For the first time in Kenya, those who generate power for their own use but also have a connection to the national electricity grid can now sell their excess generation to the entire country through a concept known as net metering.
A system that allows consumers who produce their own energy to supply electricity to the national grid during times of overproduction and receive compensation for the energy sent.
The scheme became a reality in June when then-Energy and Petroleum Minister Davis Chirchir issued the Energy (Net Metering) Regulations 2024, ending years of delays in enacting the regulations.
How does net metering work?
Net metering is simply a new way for people to store their excess electricity in their country’s electricity grid instead of buying expensive battery systems.
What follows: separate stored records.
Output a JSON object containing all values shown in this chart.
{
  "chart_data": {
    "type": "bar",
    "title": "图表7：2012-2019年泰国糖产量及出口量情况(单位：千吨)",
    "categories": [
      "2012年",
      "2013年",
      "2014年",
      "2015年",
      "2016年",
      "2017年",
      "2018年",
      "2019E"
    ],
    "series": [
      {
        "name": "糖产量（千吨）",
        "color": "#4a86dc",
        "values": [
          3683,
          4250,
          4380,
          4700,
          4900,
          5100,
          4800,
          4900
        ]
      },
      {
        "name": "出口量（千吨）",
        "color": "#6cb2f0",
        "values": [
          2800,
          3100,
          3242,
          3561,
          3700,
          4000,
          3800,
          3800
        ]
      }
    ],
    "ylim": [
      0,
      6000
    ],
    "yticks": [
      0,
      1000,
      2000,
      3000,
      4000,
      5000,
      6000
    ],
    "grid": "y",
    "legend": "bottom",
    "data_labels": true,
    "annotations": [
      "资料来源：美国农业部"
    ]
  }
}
For example, if a residential customer has a solar system on their roof, that system may generate more electricity than the home uses during the day. If the home uses net metering, the meter will work in reverse to provide credit for electricity used at night or during other times when the home’s electricity usage exceeds the system’s output.
In this arrangement, customers are only billed for their “net” energy usage.
Who can benefit from net metering?
Any energy consumer who is connected to the grid and also generates energy for his own use can apply for net metering.
However, they can only qualify if they generate electricity from renewable sources such as solar, small hydro, and wind power.
If you are a single-phase residential consumer, the capacity limit for your net metering connection is 4kW. For three-phase consumers, the limit is 10kW. Meanwhile, commercial and industrial consumers can supply up to 1MW to the grid through the scheme.
How do you apply for net metering?
A person intending to enter into a net metering agreement shall apply to Kenya Power or the relevant retailer. Upon approval, the consumer shall enter into a net metering agreement and install and commission the meter within six months from the date of the agreement.
The consumer is responsible for installing, operating and connecting the meter to the Kenya Power Company network at his own expense. The net metering license will be valid for 5 years.
On what basis will applications be approved?
Net metering applications will be granted on a first come, first served basis. The Energy and Petroleum Regulatory Authority (EPRA) will only license a total capacity of 100MW in the first five years of the net metering scheme. This means that once approved applications reach a total capacity of 100MW, EPRA will stop issuing new net metering licenses.
Will you be paid cash for providing energy to the grid?
No. Kenya Power will not pay consumers for the power they purchase from them under the net metering scheme. Instead, it will give consumers a supply credit of half the cost at which consumers purchase electricity from Kenya Power.
For example, if Kenya Power sells a unit of electricity to a consumer at Sh32, the company will give the consumer a credit of Sh16 for each unit it supplies to the grid.
This credit will be used to settle any future bills that the consumer may incur in the future. However, the credits expire at the end of Kenya Power’s financial year on 30th June of each year.
At the same time, consumers are entitled to receive the value of any carbon credits accrued from net metering systems.
Which countries have implemented net metering?
Net metering is already being implemented in a number of countries around the world, while other countries have already put in place the necessary legislation to implement the system.
High-income countries that have implemented net metering are Barbados, Belgium, Denmark, Italy, Malta and Chile. Upper-middle-income countries that have implemented net metering are Brazil, Dominican Republic, Jordan and Tunisia.
Among lower-middle-income countries, Guatemala, Pakistan, the Philippines and Sri Lanka are among those implementing net metering, while Ghana, Kenya and Senegal are among those piloting and establishing the system.